Nicola's Baritellt candidacy talk, part of which covered the content of his latest paper with Stephen Walker and Bernardo Flores.
Lecture 2: Limsup and liminf of events. Borel-Cantelli's Second Lemma. Convergence in probability and comparison with convergence with probability one. 
References:
See Ferguson's book, chapters 1, 2 and 4.
A nice webpage summarizing the different modes of stochastic convergence and providing some good examples to illustrate their differences.
Lecture 3: WLLN and SLLN. Glivenko Cantelli Theorem and DKW inequality. For proof of the Glivenko-Cantelli Theorem, see Theorem 19.1 in van der Vaart's book.
Lecture 4: Proof of Glivenko Cantelli Theorem and DKW inequality. Lp spaces and convergence.
Lecture 5: Lp convergence, Minkowski, Holder and Jensen inequalities. Relations between Lp convergence and convergence in probability and with probability one. Convergence in distribution for univariate random variables. C.d.f.'s in multivariate settings.
Lecture 6: Convergence in distribution. Relation with other forms of convergence. Marginal vs joint convergence in distribution. For the proof of the claim that convergence in probability implies convergence in distribution, see page 330 of Billingsley's book /Probability and Measure.
Lecture 7: Uniqueness of stochastic limits. Portmantreau Theorem (see, e.g, chapter 2 in van der Vaart's Asymptotic Statistics book).
Lecture 8: Characteristics functions and Continuity Theorem, Cramer-Wald device. I suggest reading Chapter 3 of Ferguson's book (in particuar, Theorem 3(e) has a neat proof). For a reference to multivariate Taylor series expansions, see, e.g., Advanced Calculus by G. Folland, available here.
Lecture 9: Slutsky's theorem, more on convergence in distribution. Big-oh and little-oh notation. Prohorov's theorem about tightness of stochastic sequences.
Lecture 10: CLT for i.i.d. variables using characteristic functions. Triangular arrays, Lindeberg Feller and Lyapunov conditions.

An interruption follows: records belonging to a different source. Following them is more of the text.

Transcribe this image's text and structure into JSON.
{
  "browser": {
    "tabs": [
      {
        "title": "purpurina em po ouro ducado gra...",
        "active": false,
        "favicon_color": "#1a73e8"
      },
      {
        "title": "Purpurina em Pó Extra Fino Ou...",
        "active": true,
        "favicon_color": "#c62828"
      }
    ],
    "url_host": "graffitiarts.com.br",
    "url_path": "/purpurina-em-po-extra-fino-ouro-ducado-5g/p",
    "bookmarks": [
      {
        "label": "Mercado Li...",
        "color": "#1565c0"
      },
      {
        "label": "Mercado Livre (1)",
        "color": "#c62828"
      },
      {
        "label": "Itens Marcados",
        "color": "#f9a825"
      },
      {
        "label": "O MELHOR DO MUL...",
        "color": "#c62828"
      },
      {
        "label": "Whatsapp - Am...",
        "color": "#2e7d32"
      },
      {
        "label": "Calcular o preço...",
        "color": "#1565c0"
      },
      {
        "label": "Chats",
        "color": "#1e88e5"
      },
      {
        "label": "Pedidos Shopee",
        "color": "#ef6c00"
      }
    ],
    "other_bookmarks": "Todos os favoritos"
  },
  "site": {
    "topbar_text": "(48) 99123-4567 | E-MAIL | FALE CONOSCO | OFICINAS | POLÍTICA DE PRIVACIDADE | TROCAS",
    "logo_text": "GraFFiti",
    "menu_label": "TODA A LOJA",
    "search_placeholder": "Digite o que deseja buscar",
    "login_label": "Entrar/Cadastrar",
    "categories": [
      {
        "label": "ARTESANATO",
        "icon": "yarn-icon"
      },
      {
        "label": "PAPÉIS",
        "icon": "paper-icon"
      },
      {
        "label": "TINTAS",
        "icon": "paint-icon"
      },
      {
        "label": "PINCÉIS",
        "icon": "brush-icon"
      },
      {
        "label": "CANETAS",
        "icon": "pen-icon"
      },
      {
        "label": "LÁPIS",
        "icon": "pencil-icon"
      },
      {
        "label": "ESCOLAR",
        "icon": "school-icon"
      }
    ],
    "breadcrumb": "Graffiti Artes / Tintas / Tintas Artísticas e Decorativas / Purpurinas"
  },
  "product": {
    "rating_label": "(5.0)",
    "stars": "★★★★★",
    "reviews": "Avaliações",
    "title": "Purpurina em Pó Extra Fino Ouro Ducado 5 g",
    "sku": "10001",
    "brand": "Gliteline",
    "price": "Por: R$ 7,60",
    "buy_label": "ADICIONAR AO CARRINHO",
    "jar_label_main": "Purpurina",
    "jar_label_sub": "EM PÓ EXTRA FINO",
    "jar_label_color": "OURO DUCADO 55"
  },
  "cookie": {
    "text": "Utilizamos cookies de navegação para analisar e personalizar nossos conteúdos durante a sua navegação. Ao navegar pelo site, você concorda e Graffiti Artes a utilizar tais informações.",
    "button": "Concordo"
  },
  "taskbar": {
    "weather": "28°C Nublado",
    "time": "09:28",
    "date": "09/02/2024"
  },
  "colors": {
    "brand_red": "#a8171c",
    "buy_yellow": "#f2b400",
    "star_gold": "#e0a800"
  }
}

Lecture 11: Lindeberg Feller, examples and multivariate extension. Berry-Esseen bounds. A good reference for this lecture and the last is the book Sums of Independent Random Variables, by V.V. Petrov, Springer, 1975. Another classic and good reference is Approximation Theorems of Mathematical Statistics by Serfling, Wiley, 1980.

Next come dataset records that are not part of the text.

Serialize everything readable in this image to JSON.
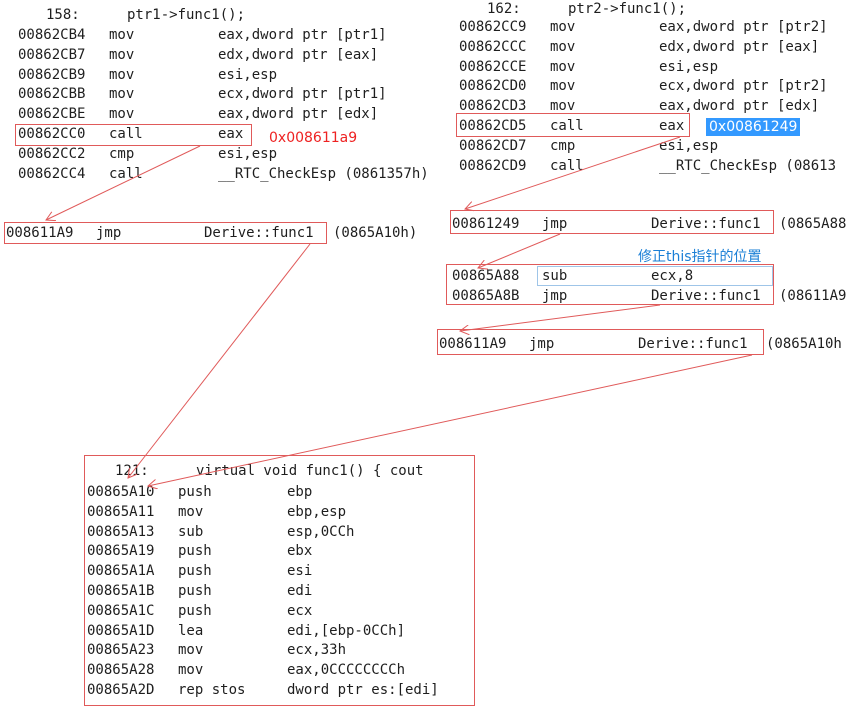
{
  "left_block": {
    "header_line": "158",
    "header_code": "ptr1->func1();",
    "rows": [
      {
        "addr": "00862CB4",
        "op": "mov",
        "args": "eax,dword ptr [ptr1]"
      },
      {
        "addr": "00862CB7",
        "op": "mov",
        "args": "edx,dword ptr [eax]"
      },
      {
        "addr": "00862CB9",
        "op": "mov",
        "args": "esi,esp"
      },
      {
        "addr": "00862CBB",
        "op": "mov",
        "args": "ecx,dword ptr [ptr1]"
      },
      {
        "addr": "00862CBE",
        "op": "mov",
        "args": "eax,dword ptr [edx]"
      },
      {
        "addr": "00862CC0",
        "op": "call",
        "args": "eax"
      },
      {
        "addr": "00862CC2",
        "op": "cmp",
        "args": "esi,esp"
      },
      {
        "addr": "00862CC4",
        "op": "call",
        "args": "__RTC_CheckEsp (0861357h)"
      }
    ],
    "annotation": "0x008611a9"
  },
  "left_jump": {
    "addr": "008611A9",
    "op": "jmp",
    "args": "Derive::func1",
    "suffix": "(0865A10h)"
  },
  "right_block": {
    "header_line": "162",
    "header_code": "ptr2->func1();",
    "rows": [
      {
        "addr": "00862CC9",
        "op": "mov",
        "args": "eax,dword ptr [ptr2]"
      },
      {
        "addr": "00862CCC",
        "op": "mov",
        "args": "edx,dword ptr [eax]"
      },
      {
        "addr": "00862CCE",
        "op": "mov",
        "args": "esi,esp"
      },
      {
        "addr": "00862CD0",
        "op": "mov",
        "args": "ecx,dword ptr [ptr2]"
      },
      {
        "addr": "00862CD3",
        "op": "mov",
        "args": "eax,dword ptr [edx]"
      },
      {
        "addr": "00862CD5",
        "op": "call",
        "args": "eax"
      },
      {
        "addr": "00862CD7",
        "op": "cmp",
        "args": "esi,esp"
      },
      {
        "addr": "00862CD9",
        "op": "call",
        "args": "__RTC_CheckEsp (08613"
      }
    ],
    "annotation": "0x00861249"
  },
  "right_jump1": {
    "addr": "00861249",
    "op": "jmp",
    "args": "Derive::func1",
    "suffix": "(0865A88"
  },
  "thunk_note": "修正this指针的位置",
  "thunk_rows": [
    {
      "addr": "00865A88",
      "op": "sub",
      "args": "ecx,8",
      "suffix": ""
    },
    {
      "addr": "00865A8B",
      "op": "jmp",
      "args": "Derive::func1",
      "suffix": "(08611A9"
    }
  ],
  "right_jump2": {
    "addr": "008611A9",
    "op": "jmp",
    "args": "Derive::func1",
    "suffix": "(0865A10h"
  },
  "func_block": {
    "header_line": "121",
    "header_code": "virtual void func1() { cout",
    "rows": [
      {
        "addr": "00865A10",
        "op": "push",
        "args": "ebp"
      },
      {
        "addr": "00865A11",
        "op": "mov",
        "args": "ebp,esp"
      },
      {
        "addr": "00865A13",
        "op": "sub",
        "args": "esp,0CCh"
      },
      {
        "addr": "00865A19",
        "op": "push",
        "args": "ebx"
      },
      {
        "addr": "00865A1A",
        "op": "push",
        "args": "esi"
      },
      {
        "addr": "00865A1B",
        "op": "push",
        "args": "edi"
      },
      {
        "addr": "00865A1C",
        "op": "push",
        "args": "ecx"
      },
      {
        "addr": "00865A1D",
        "op": "lea",
        "args": "edi,[ebp-0CCh]"
      },
      {
        "addr": "00865A23",
        "op": "mov",
        "args": "ecx,33h"
      },
      {
        "addr": "00865A28",
        "op": "mov",
        "args": "eax,0CCCCCCCCh"
      },
      {
        "addr": "00865A2D",
        "op": "rep stos",
        "args": "dword ptr es:[edi]"
      }
    ]
  },
  "colors": {
    "box": "#e05a5a",
    "arrow": "#e05a5a",
    "note_red": "#ee2222",
    "note_blue": "#1a7fd6",
    "highlight": "#3399ff"
  }
}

Lecture 12: High dimensional Berry-Esseen Central Limit Theorems. Some references:
Bentkus V. (2003). On the dependence of the Berry-Esseen bound on dimension. — J. Statist. Planning and Inference, 113(12):385-402.
Bentkus, V. (2005). A Lyapunov-type bound in Rd. Theory of Probability & Its Applications, 49(2):311–323
Raic, M. (2019). A multivariate Berry–Esseen theorem with explicit constants. Bernoulli, 25(4A):2824–2853.
 
Specific references for the class of hyper-rectangles are:
Chernozhukov, V., Chetverikov, D. and Koike Y. (2023). Nearly optimal central limit theorem and bootstrap approximations in high dimensions, Annals of Applied Probability, 33(3): 2374-2425
Bong, H., Kuchibhotla A. K. and Rinaldo, A. (2023). Dual Induction CLT for High-dimensional m-dependent Data, arXiv:2306.14299
In class I alluded to Theorem 1 of the following paper as a very general and useful Berry-Esseen bound for smooth (thrice continuously differentiable) functions of independent random variables:
Chatterjee, S. (2006). A generalization of the Lindeberg principle, Ann. Probab. 34 (6), 2061-2076.
Lecture 13: Review of linear algebra. See references in the class notes.
Lecture 14: Review of linear algebra. See references in the class notes.
Lecture 15: Review of linear algebra. See references in the class notes. Projection of a random variable onto a vector space of random variables - see chapter 11 of Asymptotic Statistics by A. van der Vaar.
Lecture 16: Projection of a random variable onto a vector space of random variables (cont'd). Introduction to regression modeling.
Lecture 17: Linear regression modeling: inference vs prediction. Projection parameters and predictive risk. HIghly recommended reading: Assumption lean regression. Highly recommended reading:
Buja, A., Brown, L., Berk, R., George, E., Pitkin, E., Traskin, M., Zhang, K., Zhao, L. (2019). Models as Approximations I: Consequences Illustrated with Linear Regression, Statistical Science, 34(4), 523-544.